The promoters of kidswear company Lilliput Kidswear Ltd are now on the lookout for new investors in order to get the brand moving in the right direction. The company has been accused of not maintaining proper accounts by the investors, while the promoters have blamed the PE firms for looking to take over the control of the firm and in process, are looking to derail the public issue, which acts in their benefit.
“As far as I can recall, there was an IPO listing, which was supposed to happen sometime ago. Instead, a majority of the boardroom executives resigned from their respective positions," says Purnendu Kumar, Associate Vice President, Technopak.
Withstanding tough times, Lilliput Kidswear Ltd has been offering discounts as high as one-third of price in all its stores to hasten cash-inflow to meet the day-to-day expenses after banks froze all sanctioned loan disbursements on investor complaints.

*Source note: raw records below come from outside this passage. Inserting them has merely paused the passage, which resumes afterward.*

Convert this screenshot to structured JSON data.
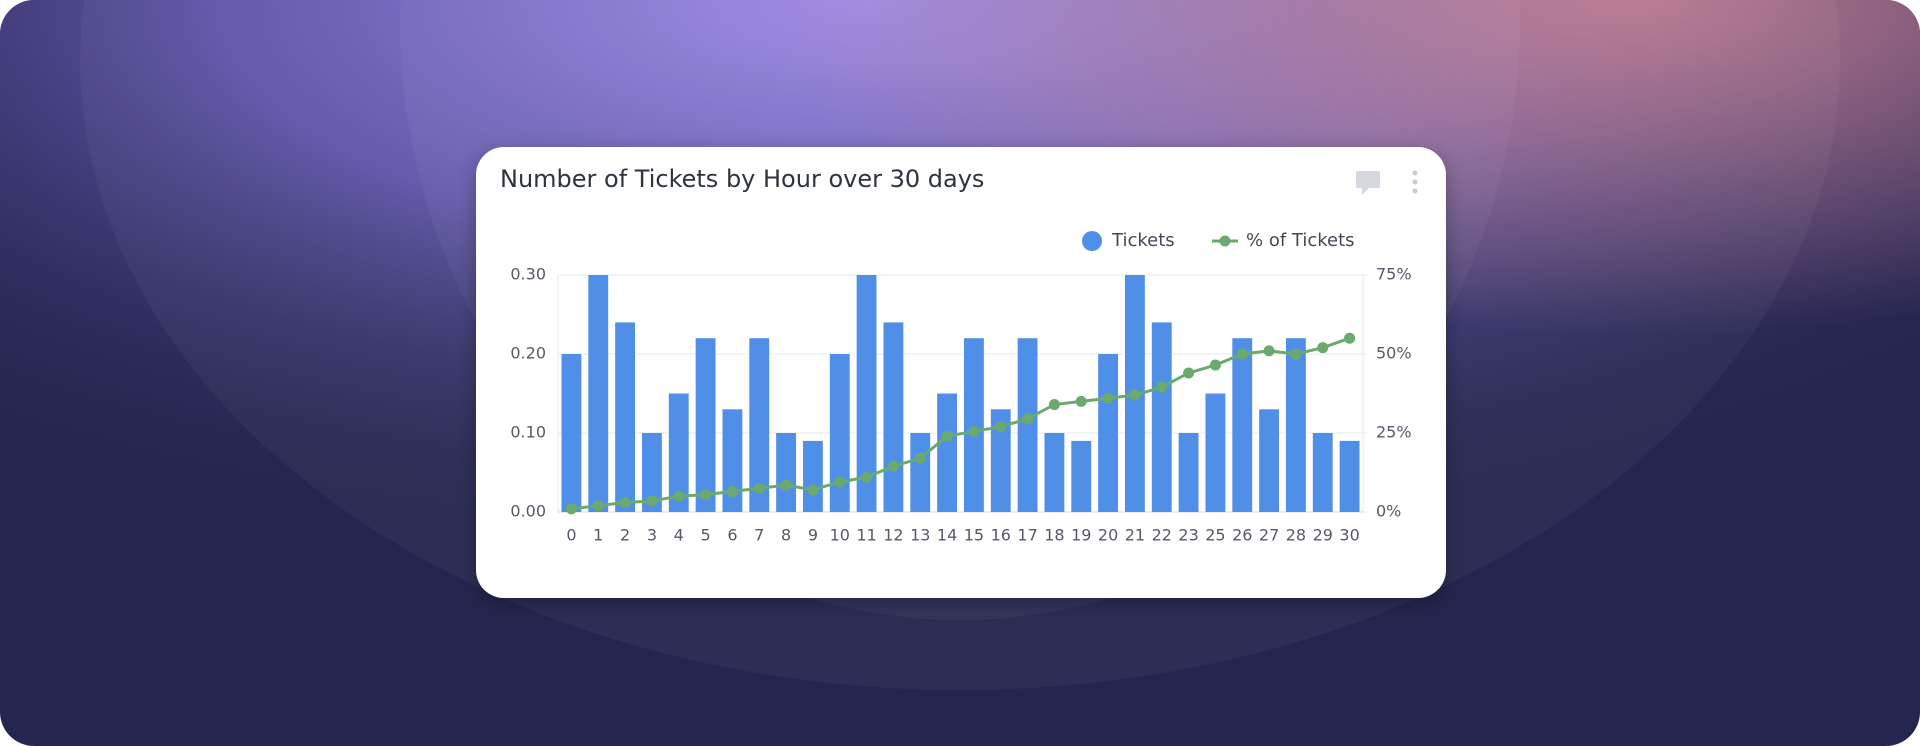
{
  "chart_data": {
    "type": "bar",
    "title": "Number of Tickets by Hour over 30 days",
    "categories": [
      "0",
      "1",
      "2",
      "3",
      "4",
      "5",
      "6",
      "7",
      "8",
      "9",
      "10",
      "11",
      "12",
      "13",
      "14",
      "15",
      "16",
      "17",
      "18",
      "19",
      "20",
      "21",
      "22",
      "23",
      "25",
      "26",
      "27",
      "28",
      "29",
      "30"
    ],
    "series": [
      {
        "name": "Tickets",
        "type": "bar",
        "color": "#4f8fe8",
        "values": [
          0.2,
          0.3,
          0.24,
          0.1,
          0.15,
          0.22,
          0.13,
          0.22,
          0.1,
          0.09,
          0.2,
          0.3,
          0.24,
          0.1,
          0.15,
          0.22,
          0.13,
          0.22,
          0.1,
          0.09,
          0.2,
          0.3,
          0.24,
          0.1,
          0.15,
          0.22,
          0.13,
          0.22,
          0.1,
          0.09
        ]
      },
      {
        "name": "% of Tickets",
        "type": "line",
        "axis": "y2",
        "color": "#6aaa6e",
        "values": [
          1,
          2,
          3,
          3.5,
          5,
          5.5,
          6.5,
          7.5,
          8.5,
          7,
          9.5,
          11,
          14.5,
          17,
          24,
          25.5,
          27,
          29.5,
          34,
          35,
          36,
          37,
          39.5,
          44,
          46.5,
          50,
          51,
          50,
          52,
          55
        ]
      }
    ],
    "ylim": [
      0,
      0.3
    ],
    "yticks": [
      {
        "value": 0,
        "label": "0.00"
      },
      {
        "value": 0.1,
        "label": "0.10"
      },
      {
        "value": 0.2,
        "label": "0.20"
      },
      {
        "value": 0.3,
        "label": "0.30"
      }
    ],
    "y2lim": [
      0,
      75
    ],
    "y2ticks": [
      {
        "value": 0,
        "label": "0%"
      },
      {
        "value": 25,
        "label": "25%"
      },
      {
        "value": 50,
        "label": "50%"
      },
      {
        "value": 75,
        "label": "75%"
      }
    ],
    "grid": true,
    "legend": "top-right"
  }
}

In the mean time, Narula had asked the court to restrain the two investors from exiting the company.
Bain Capital and TPG, replying with regards to Lilliput’s petition, have sought immediate investigation of the company’s financial statements. According to media reports, the two PE firms, in their reply to the Delhi High Court, have asked for a forensic examination of Lilliput’s accounts and also sought to appoint an independent auditor to investigate the finances of the firm. The situation at Lilliput has made banks more cautious and they have decided not to release the loan amount, leaving the company with no other option but to generate more footfalls and sales by offering discounts.
Raise the parameters for investigation
According to experts, the due diligence process is expected to become more rigorous, which will impact deals in the short-term. This could also affect the investors’ interest in retail, particularly apparel companies. “Prevention is possible and the only way I see this becoming a reality is much better due-diligence. Independent auditors are just there to help the parties in relation to the due diligence and as they act as a neutral in such scenarios, favoritism can certainly be counted out, which is exactly what SS Kothari & Co. will bring on to the table," Kumar adds.

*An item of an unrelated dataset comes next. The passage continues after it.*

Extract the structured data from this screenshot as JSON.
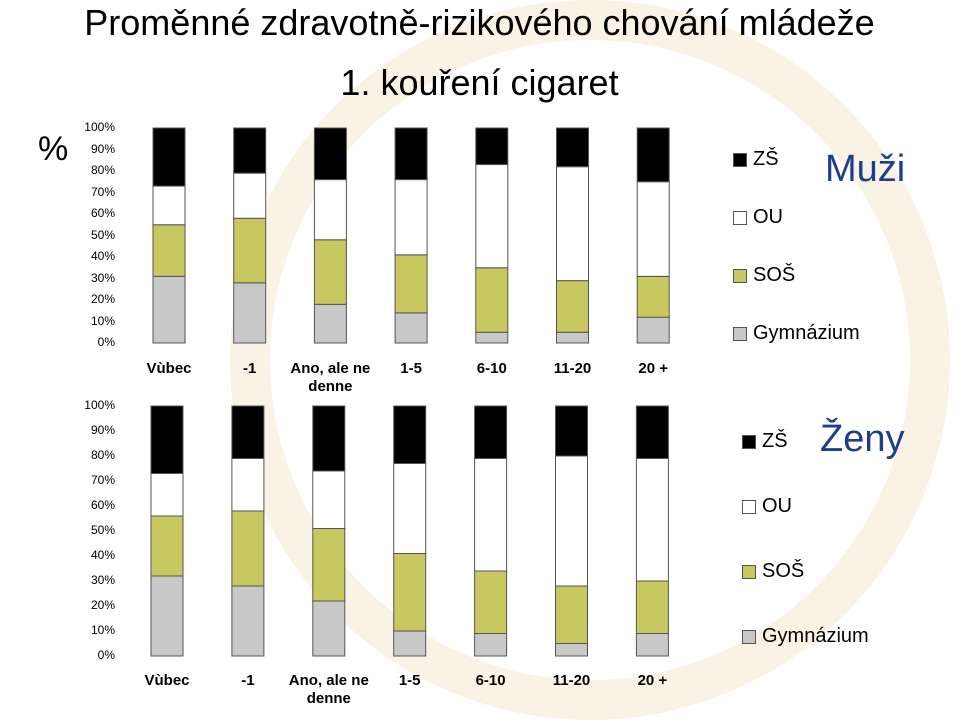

Mahesh Murthy, Founder, Pinstorm, and Managing Director, Seedfund, opines, “The Lilliput case is a wake-up call for investors to truly investigate the ‘soft’ side of due diligence and not just go by the hard numbers because there is little credibility in the audited accounts of a company. I would urge PE funds to get a sense of real revenues and real profits from other sources than the financial statements."
Strong corporate governance is the primary requirement for any PE fund investor, which calls for transparent documentation, well-structured decision making units and reporting systems. PE fund players look for highly motivated management team, with ambitions set high and having proper strategy to achieve the goals. To achieve financial gains, the management team needs to work very hard.
Unfortunately, in India, authoritative principles have been poor in privately held companies, allowing culprit fraudsters to escape.
What’s in store?
The need of the hour is to get new investors on board. The promoters are also looking to reconstitute the entire board.
The key problem facing Lilliput is to manage its relationship with the financial institutions. The company has sanctioned a debt limit of around ` 200 crore from its bankers, but the lenders have apparently frozen the arrangement in view of the developments, which is completely natural. The Delhi High Court has appointed SS Kothari Mehra and Co. as the auditor to probe the company’s books, who will be assisted by the investors. The silver lining to this development is Bain Capital and TPG giving consent to raise ` 500 crore through private placement. The bankers, Avendus and Grant Thorton, will do the much desired equity infusion for regular business operations.